WNBA playoff statistics
| Year | Team | GP | GS | MPG | FG% | 3P% | FT% | RPG | APG | SPG | BPG | TO | PPG |
|---|---|---|---|---|---|---|---|---|---|---|---|---|---|
| 2019 | Las Vegas | 5 | 0 | 28.4 | .556 | .462 | .400 | 7.0 | 3.0 | 0.8 | 0.0 | 1.6 | 12.0 |
| 2020 | Las Vegas | 3 | 0 | 25.0 | .529 | .200 | .625 | 3.0 | 2.3 | 0.7 | 0.0 | 2.7 | 8.0 |
| 2021 | Las Vegas | 5 | 0 | 17.4 | .292 | .000 | .500 | 4.8 | 1.0 | 0.4 | 0.2 | 0.4 | 3.8 |
| 2022^{†} | Las Vegas | 6 | 0 | 8.5 | .600 | .000 | .250 | 1.5 | 0.8 | 0.2 | 0.2 | 0.7 | 1.2 |
| Career | 4 years, 1 team | 19 | 0 | 18.7 | .484 | .292 | .469 | 4.1 | 1.7 | 0.5 | 0.1 | 1.2 | 5.8 |

===College===

NCAA statistics
| Year | Team | GP | GS | MPG | FG% | 3P% | FT% | RPG | APG | SPG | BPG | TO | PPG |
|---|---|---|---|---|---|---|---|---|---|---|---|---|---|
| 2011–12 | Wake Forest | 34 | 13 | 16.6 | .397 | .250 | .447 | 4.1 | 0.4 | 1.2 | 0.6 | 1.3 | 3.8 |
| 2012–13 | Wake Forest | 32 | 30 | 28.2 | .542 | .250 | .620 | 6.2 | 0.9 | 1.8 | 1.1 | 2.0 | 10.6 |
| 2013–14 | Wake Forest | 31 | 30 | 35.4 | .552 | .268 | .676 | 11.0 | 2.0 | 2.1 | 1.1 | 4.2 | 22.0 |
| 2014–15 | Wake Forest | 31 | 31 | 35.7 | .507 | .262 | .708 | 10.5 | 2.4 | 1.6 | 0.6 | 4.1 | 20.1 |
| Career |  | 128 | 104 | 28.7 | .519 | .260 | .664 | 7.9 | 1.4 | 1.7 | 0.8 | 2.8 | 13.9 |

==Off the court==
===Personal life===
Hamby and her husband welcomed their daughter, Amaya, in February 2017. In September 2022 at the Las Vegas Aces Championship parade, Hamby announced she was expecting her second child. Dearica Hamby announced the birth of her second child, Legend Maree Scandrick, on her Instagram account in March 2023.

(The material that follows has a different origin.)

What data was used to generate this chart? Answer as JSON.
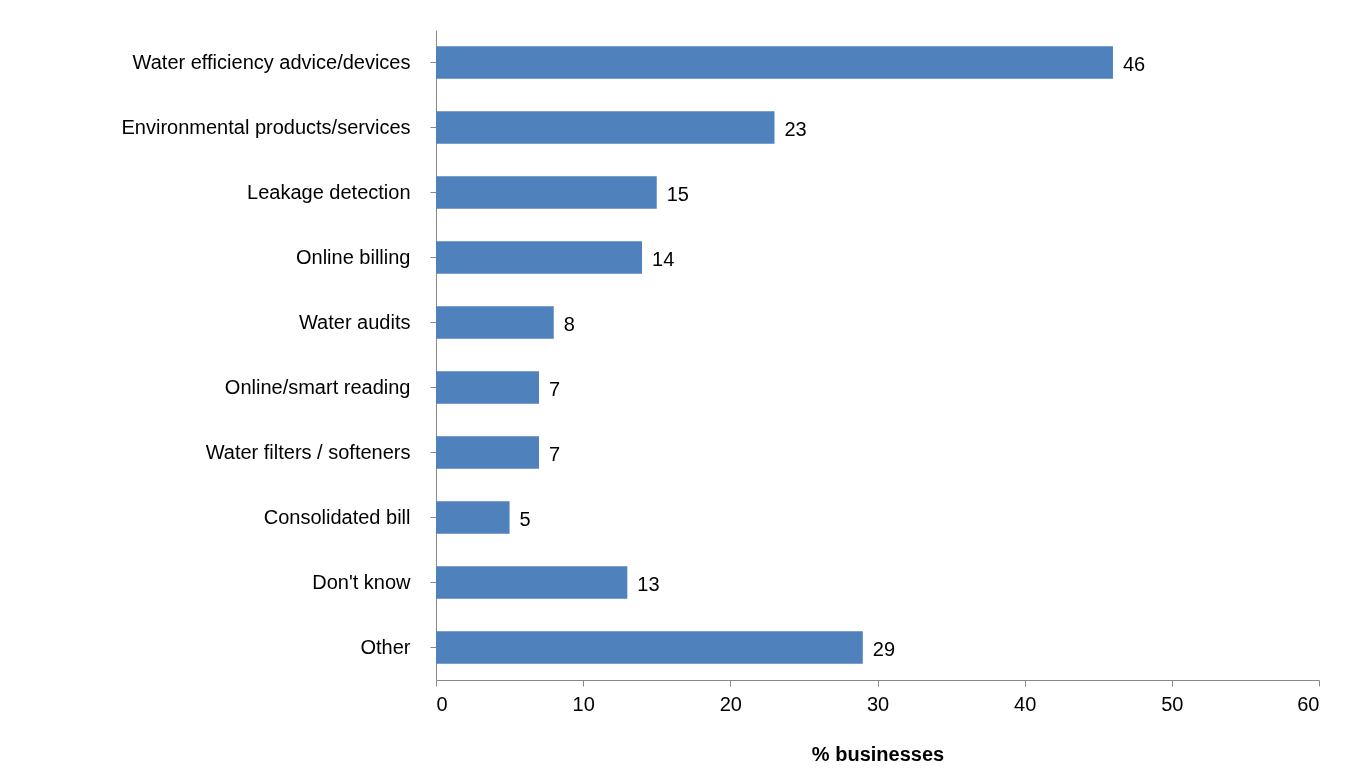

===Federal discrimination complaint===
In September 2023, Hamby filed a federal discrimination complaint against the WNBA and the Las Vegas Aces, claiming the Aces traded her because she was pregnant and that the league did not adequately investigate.